With lenient arts extend a mother's breath-
Make languor smile, and smooth the bed of death,
Explore the thought, explain the asking eye,
And keep at least one parent from the sky."

F

There was influence over the mind of Pope, which must be alluded to as belonging to the literary history of the times: I refer to the overshadowing and malignant influence of the friendship of Lord Bolingbroke a man whose brilliant talents do not redeem his memory from the reproach of corrupt statemanship, and the more enduring agency of evil which he exercised as one of the leading deistical writers of the eighteenth century. That influence often intercepted the light of revelation. You may see not unfrequently playing on the surface of Pope's fancy the shadows that were cast by the restless leaves of the poison-tree of a godless philosophy.

No company of writers has sunk into such general and merited oblivion as the British infidels, who were the precursors of the French sceptics in the last century. We look back with somewhat of wonder and dismay at the extent of the influence they exerted for a considerable time over the minds of their countrymen in an advanced stage of intellectual refinement. It had its sway over the most cultivated classes of society, the court, the men of letters, but happily had less effect on what is less heard of the simple piety which never died out in the quiet parish churches of the land, and was cherished at many a lowly hearth. In the prouder spheres of society, and in literature, deism and all the motley mockery of unbelief had an almost unresisted power. I know of no sadder sentence in English literature, than that in which Bishop Butler, in the preface to his great defence of revealed religion, remarks, "It is come, I know not how, to be taken for granted by many persons, that Christianity is not so much as a subject of inquiry; but that it is now, at length, discovered to be fictitious. And accordingly they treat it as if, in the present age, this were an agreed point among all people of discernment; and nothing remained but to set it up as a principal subject of mirth and ridicule, as it were by way of reprisals, for its having so long interrupted the pleasures of the world.”

This was said in 1736, and to such a state of things no man contributed more than Henry St.

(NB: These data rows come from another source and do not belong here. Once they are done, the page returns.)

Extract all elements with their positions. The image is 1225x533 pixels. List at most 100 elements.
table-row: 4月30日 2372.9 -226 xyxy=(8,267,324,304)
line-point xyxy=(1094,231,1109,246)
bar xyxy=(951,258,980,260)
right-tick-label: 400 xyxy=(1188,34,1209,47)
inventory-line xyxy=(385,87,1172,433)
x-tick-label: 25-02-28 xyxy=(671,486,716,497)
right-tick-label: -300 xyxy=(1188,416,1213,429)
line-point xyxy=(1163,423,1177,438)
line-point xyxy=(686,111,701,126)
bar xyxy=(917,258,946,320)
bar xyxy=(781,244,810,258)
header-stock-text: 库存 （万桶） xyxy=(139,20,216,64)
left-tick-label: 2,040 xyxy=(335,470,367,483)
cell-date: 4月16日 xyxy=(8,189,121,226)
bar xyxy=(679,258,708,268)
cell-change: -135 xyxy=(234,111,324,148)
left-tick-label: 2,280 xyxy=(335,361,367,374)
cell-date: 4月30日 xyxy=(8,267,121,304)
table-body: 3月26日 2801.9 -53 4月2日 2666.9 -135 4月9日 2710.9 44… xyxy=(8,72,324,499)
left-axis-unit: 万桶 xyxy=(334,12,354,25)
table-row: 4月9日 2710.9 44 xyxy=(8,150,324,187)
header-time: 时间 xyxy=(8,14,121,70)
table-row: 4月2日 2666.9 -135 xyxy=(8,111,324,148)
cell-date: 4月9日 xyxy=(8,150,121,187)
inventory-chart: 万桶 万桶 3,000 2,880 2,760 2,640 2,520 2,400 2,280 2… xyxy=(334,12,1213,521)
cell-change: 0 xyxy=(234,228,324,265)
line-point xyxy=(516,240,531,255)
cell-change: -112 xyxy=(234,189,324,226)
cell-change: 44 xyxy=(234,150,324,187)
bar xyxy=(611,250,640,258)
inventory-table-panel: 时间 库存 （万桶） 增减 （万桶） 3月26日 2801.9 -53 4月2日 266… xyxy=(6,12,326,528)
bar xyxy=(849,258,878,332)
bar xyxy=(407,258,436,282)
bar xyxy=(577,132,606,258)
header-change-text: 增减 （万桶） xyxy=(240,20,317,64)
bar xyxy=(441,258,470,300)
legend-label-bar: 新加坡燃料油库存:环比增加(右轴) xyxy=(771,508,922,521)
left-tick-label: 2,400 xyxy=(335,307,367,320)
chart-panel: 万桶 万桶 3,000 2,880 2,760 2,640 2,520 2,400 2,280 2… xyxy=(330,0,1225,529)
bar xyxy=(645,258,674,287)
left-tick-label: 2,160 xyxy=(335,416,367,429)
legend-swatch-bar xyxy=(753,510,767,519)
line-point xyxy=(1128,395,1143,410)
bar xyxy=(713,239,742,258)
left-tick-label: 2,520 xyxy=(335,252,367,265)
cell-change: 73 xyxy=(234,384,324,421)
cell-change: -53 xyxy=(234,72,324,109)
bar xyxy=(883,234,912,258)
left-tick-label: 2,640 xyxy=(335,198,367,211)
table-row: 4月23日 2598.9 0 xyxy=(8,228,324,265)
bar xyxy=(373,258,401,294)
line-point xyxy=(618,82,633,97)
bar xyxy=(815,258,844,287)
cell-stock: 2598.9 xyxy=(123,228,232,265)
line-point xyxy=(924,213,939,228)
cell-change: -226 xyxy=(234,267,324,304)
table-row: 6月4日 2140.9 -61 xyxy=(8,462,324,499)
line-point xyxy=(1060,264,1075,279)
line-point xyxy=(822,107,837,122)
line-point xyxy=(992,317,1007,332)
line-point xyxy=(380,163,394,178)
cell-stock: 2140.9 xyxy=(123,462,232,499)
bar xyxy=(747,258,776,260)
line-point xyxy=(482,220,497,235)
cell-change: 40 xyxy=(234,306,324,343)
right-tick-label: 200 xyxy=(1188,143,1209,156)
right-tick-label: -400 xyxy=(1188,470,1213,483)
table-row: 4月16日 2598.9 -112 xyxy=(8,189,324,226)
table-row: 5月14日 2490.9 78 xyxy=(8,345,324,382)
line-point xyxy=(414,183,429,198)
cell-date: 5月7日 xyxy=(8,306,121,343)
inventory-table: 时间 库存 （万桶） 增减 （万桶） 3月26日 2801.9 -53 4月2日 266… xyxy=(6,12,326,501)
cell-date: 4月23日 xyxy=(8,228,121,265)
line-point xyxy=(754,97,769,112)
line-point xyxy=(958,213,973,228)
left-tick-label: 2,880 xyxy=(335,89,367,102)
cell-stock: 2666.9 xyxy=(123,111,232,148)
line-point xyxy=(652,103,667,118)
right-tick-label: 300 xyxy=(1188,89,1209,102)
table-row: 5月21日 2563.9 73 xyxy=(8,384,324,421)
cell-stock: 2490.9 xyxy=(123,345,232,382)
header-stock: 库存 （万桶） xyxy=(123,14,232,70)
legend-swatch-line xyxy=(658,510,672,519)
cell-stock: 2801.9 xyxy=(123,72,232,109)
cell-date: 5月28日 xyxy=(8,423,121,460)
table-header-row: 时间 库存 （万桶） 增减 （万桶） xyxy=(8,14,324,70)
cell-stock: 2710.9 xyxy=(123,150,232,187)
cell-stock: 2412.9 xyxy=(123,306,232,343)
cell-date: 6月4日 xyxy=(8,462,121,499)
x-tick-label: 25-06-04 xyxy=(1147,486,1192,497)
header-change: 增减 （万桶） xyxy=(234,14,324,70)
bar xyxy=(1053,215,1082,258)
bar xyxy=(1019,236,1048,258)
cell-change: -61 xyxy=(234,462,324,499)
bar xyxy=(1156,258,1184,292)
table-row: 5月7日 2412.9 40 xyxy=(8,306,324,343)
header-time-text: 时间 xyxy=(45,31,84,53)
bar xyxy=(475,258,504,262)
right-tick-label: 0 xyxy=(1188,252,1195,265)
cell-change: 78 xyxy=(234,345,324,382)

John, Viscount Bolingbroke, he whom Pope, in the poem which professed to be his philosophical poem "The Essay on Man"-has apostrophized as his "genius," "master of the poet and the song," his "guide, philosopher, and friend."

The middle of the eighteenth century presents English literature, and especially its poetry, reduced to its lowest estate. Those who followed Pope, to imitate him without his powers, rendered the poetry of that period tame, trite, mechanical, and monotonous in versification. What the middle of the last century has to be proud of is, Dr. Johnson's colossal work, the first great Dictionary of our language.